You wouldn't be wrong, at this point, if you thought about having her put to sleep

Totally agree.

There are much worse fates for a dog than being given a gentle death. Don't rush into anything though. If you can, get her her own crate and cover it with a blanket. Tell your children that they NEVER bother her whence is in there.

She just wants to be with me 24/
You are obviously the one constant in her life ATM (your DH sounds lovely, but obviously needs to go out to work). Have you tried putting an old garment with your scent on it into her bed? This might make her feel more secure. I think she recalls you from when she lived with you.
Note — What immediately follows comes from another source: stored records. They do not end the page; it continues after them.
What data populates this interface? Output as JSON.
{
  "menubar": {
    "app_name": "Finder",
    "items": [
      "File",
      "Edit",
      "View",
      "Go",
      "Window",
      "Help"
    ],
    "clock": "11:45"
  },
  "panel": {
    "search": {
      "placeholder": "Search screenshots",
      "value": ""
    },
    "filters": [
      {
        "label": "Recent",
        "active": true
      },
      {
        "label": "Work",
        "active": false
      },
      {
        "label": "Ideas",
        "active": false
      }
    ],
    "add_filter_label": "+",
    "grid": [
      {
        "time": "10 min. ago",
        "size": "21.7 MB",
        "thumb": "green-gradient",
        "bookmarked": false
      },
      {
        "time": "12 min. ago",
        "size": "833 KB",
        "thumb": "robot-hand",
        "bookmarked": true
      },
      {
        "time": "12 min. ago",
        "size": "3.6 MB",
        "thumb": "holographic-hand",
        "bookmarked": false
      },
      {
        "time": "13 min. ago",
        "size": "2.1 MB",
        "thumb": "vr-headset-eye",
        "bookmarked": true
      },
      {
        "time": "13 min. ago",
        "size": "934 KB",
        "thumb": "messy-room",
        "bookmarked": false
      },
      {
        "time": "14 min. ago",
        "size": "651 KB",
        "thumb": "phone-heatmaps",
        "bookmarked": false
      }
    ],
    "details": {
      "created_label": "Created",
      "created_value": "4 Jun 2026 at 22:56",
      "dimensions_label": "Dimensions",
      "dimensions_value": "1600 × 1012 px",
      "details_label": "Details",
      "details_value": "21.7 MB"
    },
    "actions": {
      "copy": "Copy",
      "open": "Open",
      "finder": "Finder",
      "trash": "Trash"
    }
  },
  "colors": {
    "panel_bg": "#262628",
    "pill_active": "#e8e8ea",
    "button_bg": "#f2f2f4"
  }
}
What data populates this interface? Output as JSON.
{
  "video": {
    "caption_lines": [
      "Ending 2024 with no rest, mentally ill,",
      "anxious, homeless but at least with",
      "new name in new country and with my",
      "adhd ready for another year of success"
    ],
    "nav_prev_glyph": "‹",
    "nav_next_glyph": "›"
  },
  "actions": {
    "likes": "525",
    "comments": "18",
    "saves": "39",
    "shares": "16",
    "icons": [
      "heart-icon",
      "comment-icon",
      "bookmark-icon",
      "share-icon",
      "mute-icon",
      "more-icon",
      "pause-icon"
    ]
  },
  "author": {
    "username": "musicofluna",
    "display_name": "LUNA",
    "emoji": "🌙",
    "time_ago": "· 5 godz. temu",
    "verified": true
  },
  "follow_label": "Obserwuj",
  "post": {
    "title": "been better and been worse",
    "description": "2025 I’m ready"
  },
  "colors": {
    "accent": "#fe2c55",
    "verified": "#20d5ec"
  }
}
Poor old girl - she has had so much to deal with and won't know if she's coming or going. If she isn't used to children their noise and rapid movements will seem very threatening to her. She is probably still terrified since her kennel experience. Also agree that walks with your DH and children are a good idea - and perhaps your children could put her food down for her so she associates them with nice things.
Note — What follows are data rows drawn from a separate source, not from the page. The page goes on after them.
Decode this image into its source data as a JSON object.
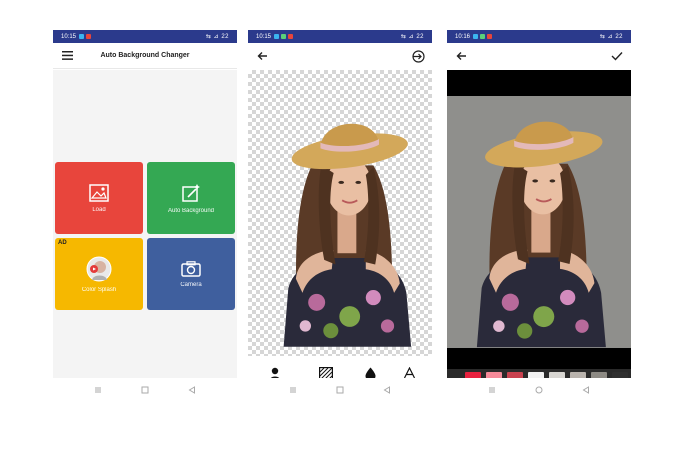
{
  "phone1": {
    "status": {
      "time": "10:15",
      "icons": "⇆ ⊿ 22"
    },
    "title": "Auto Background Changer",
    "tiles": [
      {
        "label": "Load",
        "color": "#e8453c"
      },
      {
        "label": "Auto Background",
        "color": "#34a853"
      },
      {
        "label": "Color Splash",
        "color": "#f6b800",
        "badge": "AD"
      },
      {
        "label": "Camera",
        "color": "#3f5f9e"
      }
    ]
  },
  "phone2": {
    "status": {
      "time": "10:15",
      "icons": "⇆ ⊿ 22"
    },
    "tools": [
      {
        "label": "Auto editing",
        "icon": "person-icon"
      },
      {
        "label": "Background",
        "icon": "pattern-icon"
      },
      {
        "label": "Blur",
        "icon": "drop-icon"
      },
      {
        "label": "Text",
        "icon": "text-icon"
      }
    ]
  },
  "phone3": {
    "status": {
      "time": "10:16",
      "icons": "⇆ ⊿ 22"
    },
    "swatches": [
      "#e8213f",
      "#f58a99",
      "#c9424f",
      "#f2f2f2",
      "#d8d6d2",
      "#b9b3ad",
      "#8d8a84",
      "#2f2f2f"
    ]
  }
}
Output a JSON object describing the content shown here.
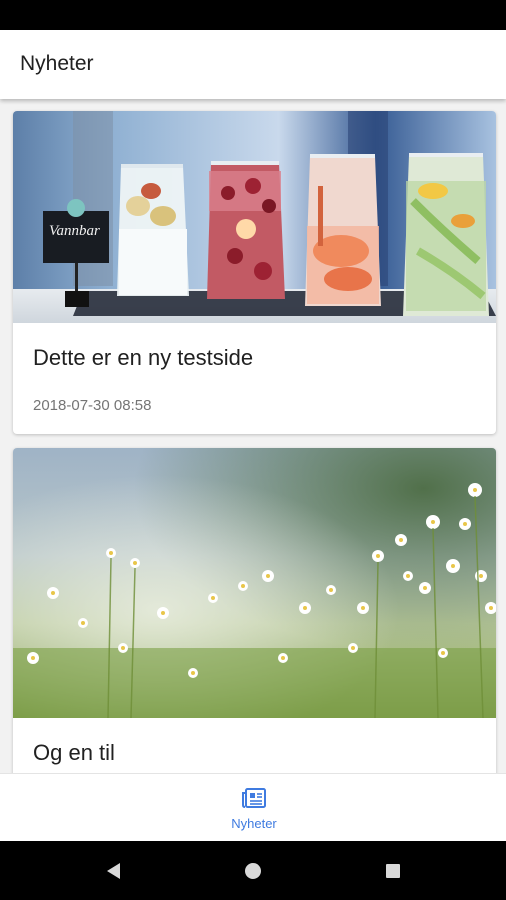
{
  "app": {
    "title": "Nyheter"
  },
  "articles": [
    {
      "title": "Dette er en ny testside",
      "date": "2018-07-30 08:58",
      "sign_text": "Vannbar"
    },
    {
      "title": "Og en til"
    }
  ],
  "bottom_nav": {
    "items": [
      {
        "label": "Nyheter",
        "icon": "newspaper-icon",
        "active": true
      }
    ]
  },
  "system_nav": {
    "buttons": [
      "back-icon",
      "home-icon",
      "recents-icon"
    ]
  },
  "colors": {
    "accent": "#3f7be0",
    "background": "#f2f2f2",
    "status_bar": "#000000"
  }
}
blueberrypie0112 · 28/09/2017 04:26

Did your DH knew you had a dog with your ex? If so, he should have expected this would happen as you have already developed attachment and love the dog and can’t bear to have your dog go to a shelter

SassySausageSupper · 28/09/2017 04:51

This is a good website for researching a new brand of food for her www.allaboutdogfood.co.uk

We feed our dog raw meat and I genuinely believe it does him the world of good. It could be worth trying that. If you have a backyard you can give her the food out there and depending what it is, can be something she takes her time eating and relaxes a bit.

Have you tried a crate? If you sit with her and treat her for going in it and lying down she’ll eventually learn it’s a safe space. The kids must totally leave her alone when she’s in there though, no poking, proding or invading the space.